As Democrat Elijah Cummings, chairman of the House Committee on Oversight and Reform, says of what Trump is trying to hide— and note that word “oversight,” which is constitutional congressional responsibility— “If there’s nothing, there’s nothing to be afraid of.”
Look in almost every direction though and you’ll see that the president has a lot to be afraid of. His tax returns, for example. We recently learned from tax records in the 80s and 90s that at the very time when Trump was wowing readers with his pecuniary prowess in The Art of the Deal, he was in fact losing, over the course of a decade, more than a billion dollars… and for eight of those years, paying not a penny in tax. “You always wanted to show losses for tax purposes,” he tweeted in self-defense, trying to put lipstick on the pig. “It was sport.”

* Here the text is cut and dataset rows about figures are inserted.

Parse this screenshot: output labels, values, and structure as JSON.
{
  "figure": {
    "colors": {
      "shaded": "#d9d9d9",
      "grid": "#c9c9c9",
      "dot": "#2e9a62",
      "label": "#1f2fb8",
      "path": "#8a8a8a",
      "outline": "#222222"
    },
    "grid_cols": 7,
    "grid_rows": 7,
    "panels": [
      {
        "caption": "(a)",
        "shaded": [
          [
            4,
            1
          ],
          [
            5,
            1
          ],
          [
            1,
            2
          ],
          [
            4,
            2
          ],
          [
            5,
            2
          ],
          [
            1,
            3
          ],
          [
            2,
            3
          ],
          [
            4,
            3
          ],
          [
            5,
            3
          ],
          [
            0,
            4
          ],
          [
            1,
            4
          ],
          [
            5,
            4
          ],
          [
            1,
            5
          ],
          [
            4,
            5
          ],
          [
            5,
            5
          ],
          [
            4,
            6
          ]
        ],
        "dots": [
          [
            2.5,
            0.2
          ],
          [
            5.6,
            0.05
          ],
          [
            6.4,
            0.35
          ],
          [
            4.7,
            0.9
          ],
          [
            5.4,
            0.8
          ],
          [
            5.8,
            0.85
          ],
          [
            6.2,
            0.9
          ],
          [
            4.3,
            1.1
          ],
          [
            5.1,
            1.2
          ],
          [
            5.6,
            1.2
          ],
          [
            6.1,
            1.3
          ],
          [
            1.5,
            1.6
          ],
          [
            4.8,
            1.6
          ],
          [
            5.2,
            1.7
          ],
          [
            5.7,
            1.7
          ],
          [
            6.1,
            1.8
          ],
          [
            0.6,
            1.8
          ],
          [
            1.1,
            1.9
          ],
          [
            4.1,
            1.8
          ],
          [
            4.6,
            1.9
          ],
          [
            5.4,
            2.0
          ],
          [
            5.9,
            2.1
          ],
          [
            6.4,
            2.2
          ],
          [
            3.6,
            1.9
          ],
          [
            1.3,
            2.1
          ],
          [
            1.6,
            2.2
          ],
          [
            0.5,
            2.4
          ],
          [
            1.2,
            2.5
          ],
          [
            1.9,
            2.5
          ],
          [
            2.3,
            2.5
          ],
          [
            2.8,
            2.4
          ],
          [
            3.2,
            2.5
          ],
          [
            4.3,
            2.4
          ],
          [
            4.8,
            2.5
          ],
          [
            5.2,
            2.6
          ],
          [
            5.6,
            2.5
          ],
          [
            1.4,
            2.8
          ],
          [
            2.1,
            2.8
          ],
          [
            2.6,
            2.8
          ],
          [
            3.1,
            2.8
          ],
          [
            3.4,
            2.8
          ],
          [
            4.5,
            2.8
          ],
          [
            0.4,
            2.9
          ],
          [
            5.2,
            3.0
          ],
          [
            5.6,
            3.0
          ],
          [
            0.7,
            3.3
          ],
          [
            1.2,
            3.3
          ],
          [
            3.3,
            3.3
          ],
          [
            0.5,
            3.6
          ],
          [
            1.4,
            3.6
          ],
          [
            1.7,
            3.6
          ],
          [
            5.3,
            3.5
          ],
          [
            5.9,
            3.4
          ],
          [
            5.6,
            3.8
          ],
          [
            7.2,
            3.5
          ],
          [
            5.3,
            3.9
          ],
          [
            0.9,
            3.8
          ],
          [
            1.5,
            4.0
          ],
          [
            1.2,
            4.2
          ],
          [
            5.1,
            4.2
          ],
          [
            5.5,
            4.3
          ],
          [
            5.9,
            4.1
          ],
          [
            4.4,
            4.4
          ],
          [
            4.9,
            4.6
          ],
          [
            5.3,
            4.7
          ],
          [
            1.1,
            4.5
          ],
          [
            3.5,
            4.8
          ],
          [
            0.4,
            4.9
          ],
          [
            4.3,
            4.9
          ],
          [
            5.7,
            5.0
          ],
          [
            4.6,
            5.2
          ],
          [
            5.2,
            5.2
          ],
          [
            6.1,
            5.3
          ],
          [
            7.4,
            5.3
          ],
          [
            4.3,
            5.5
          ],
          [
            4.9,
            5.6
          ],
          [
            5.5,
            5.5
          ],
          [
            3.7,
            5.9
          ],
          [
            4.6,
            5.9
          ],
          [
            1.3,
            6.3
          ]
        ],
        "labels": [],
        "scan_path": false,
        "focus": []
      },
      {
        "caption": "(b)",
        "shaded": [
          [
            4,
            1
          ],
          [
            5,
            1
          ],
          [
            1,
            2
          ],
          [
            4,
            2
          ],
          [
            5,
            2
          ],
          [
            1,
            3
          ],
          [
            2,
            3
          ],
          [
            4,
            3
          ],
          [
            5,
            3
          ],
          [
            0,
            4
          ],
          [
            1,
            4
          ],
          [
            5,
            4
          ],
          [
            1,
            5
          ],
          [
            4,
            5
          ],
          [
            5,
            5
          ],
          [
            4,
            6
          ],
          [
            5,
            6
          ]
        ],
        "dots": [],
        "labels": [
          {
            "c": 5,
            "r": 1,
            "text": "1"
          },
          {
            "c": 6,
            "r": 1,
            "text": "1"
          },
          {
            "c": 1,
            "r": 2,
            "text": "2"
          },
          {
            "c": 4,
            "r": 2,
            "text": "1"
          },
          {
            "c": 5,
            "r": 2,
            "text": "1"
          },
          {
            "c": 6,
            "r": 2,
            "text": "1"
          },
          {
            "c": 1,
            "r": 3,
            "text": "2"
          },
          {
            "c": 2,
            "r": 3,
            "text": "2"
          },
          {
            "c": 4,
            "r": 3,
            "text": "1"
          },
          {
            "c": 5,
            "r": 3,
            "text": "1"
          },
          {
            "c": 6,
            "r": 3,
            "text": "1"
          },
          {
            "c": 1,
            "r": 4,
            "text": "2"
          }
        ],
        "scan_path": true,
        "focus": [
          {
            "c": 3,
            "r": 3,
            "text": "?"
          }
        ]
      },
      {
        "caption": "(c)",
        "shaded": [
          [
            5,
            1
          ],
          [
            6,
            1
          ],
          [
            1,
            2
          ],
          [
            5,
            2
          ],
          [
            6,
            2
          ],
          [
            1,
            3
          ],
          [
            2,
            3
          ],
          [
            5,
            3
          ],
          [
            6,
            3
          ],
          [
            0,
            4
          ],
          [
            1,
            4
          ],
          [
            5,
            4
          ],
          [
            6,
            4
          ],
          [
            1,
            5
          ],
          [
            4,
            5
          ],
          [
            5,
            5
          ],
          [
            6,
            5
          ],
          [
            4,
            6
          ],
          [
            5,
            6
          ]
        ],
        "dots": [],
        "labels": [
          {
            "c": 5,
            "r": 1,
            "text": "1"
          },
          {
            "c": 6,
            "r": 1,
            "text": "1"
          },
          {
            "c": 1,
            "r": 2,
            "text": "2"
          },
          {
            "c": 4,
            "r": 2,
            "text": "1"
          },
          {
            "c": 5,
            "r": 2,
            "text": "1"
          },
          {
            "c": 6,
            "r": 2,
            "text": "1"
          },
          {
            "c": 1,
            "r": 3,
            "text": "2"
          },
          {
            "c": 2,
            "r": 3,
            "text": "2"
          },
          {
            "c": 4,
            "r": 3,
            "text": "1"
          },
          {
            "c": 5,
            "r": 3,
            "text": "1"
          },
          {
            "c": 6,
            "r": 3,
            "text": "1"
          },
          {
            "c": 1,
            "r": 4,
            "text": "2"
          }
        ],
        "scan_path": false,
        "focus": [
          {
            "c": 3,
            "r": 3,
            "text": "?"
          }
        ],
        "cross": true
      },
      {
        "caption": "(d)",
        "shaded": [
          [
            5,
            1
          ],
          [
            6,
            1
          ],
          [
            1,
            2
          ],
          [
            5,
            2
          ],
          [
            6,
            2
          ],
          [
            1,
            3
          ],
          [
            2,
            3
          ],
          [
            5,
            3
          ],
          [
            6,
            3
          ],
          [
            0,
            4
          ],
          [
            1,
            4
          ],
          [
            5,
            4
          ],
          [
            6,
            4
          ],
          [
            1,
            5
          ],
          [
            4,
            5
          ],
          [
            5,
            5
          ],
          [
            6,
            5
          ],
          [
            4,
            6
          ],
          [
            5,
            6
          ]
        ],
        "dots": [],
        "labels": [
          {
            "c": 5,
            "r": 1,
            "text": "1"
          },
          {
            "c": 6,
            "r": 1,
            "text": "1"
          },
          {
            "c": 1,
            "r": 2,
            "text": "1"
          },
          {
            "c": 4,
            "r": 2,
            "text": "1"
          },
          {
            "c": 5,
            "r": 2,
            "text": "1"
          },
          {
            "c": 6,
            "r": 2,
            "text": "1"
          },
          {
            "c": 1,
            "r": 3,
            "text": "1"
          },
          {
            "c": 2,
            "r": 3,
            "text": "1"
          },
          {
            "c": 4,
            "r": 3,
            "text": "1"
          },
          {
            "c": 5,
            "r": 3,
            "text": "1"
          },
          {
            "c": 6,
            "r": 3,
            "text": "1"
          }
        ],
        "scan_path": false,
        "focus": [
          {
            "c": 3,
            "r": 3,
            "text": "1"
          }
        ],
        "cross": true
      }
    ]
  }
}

Yeah, so were Barry Bonds’ home runs. As columnist Gail Collins put it, “Trump would like us to believe all that red ink was actually a canny business strategy. On behalf of the millions of Americans who filed their IRS returns last month, I want to say that it is always a treat to hear our president explain how only suckers pay taxes.”
So to go back to the observation from Chairman Cummings, if there’s nothing to be afraid of, why is Trump so afraid? Here’s one answer: because we’re finding out he’s an even bigger liar than we realized. Which is embarrassing for the president, although not half as embarrassing as it is for tens of millions that he is our president at all.

Sarah Huckabee Sanders
White House Press Secretary Sarah Huckabee Sanders called Congressional demands for more cooperation “a desperate ploy to distract from the president’s historically successful agenda and our booming economy.” Wisconsin Republican Representative Jim Sensenbrenner called the Democrats making those demands a “character assassination squad” sullying innocent people.
To which I can only repeat: if there’s nothing, there’s nothing to be afraid of.
I first preached a particular principle while producing ABC News’s coverage of the Senate Watergate hearings in the 1970s that undid President Richard Nixon: “Nobody can make the man look like a crook without his help.” The same applies to Donald Trump: nobody can make him look reckless, shortsighted, or erratic, and nobody can make him look like a liar and a bully, without his help.
Iowa representative McKean ended his defection declaration saying of Trump’s way of governing, “If this is the new normal, I want no part of it.” Republicans who do still want a part of it should be ashamed.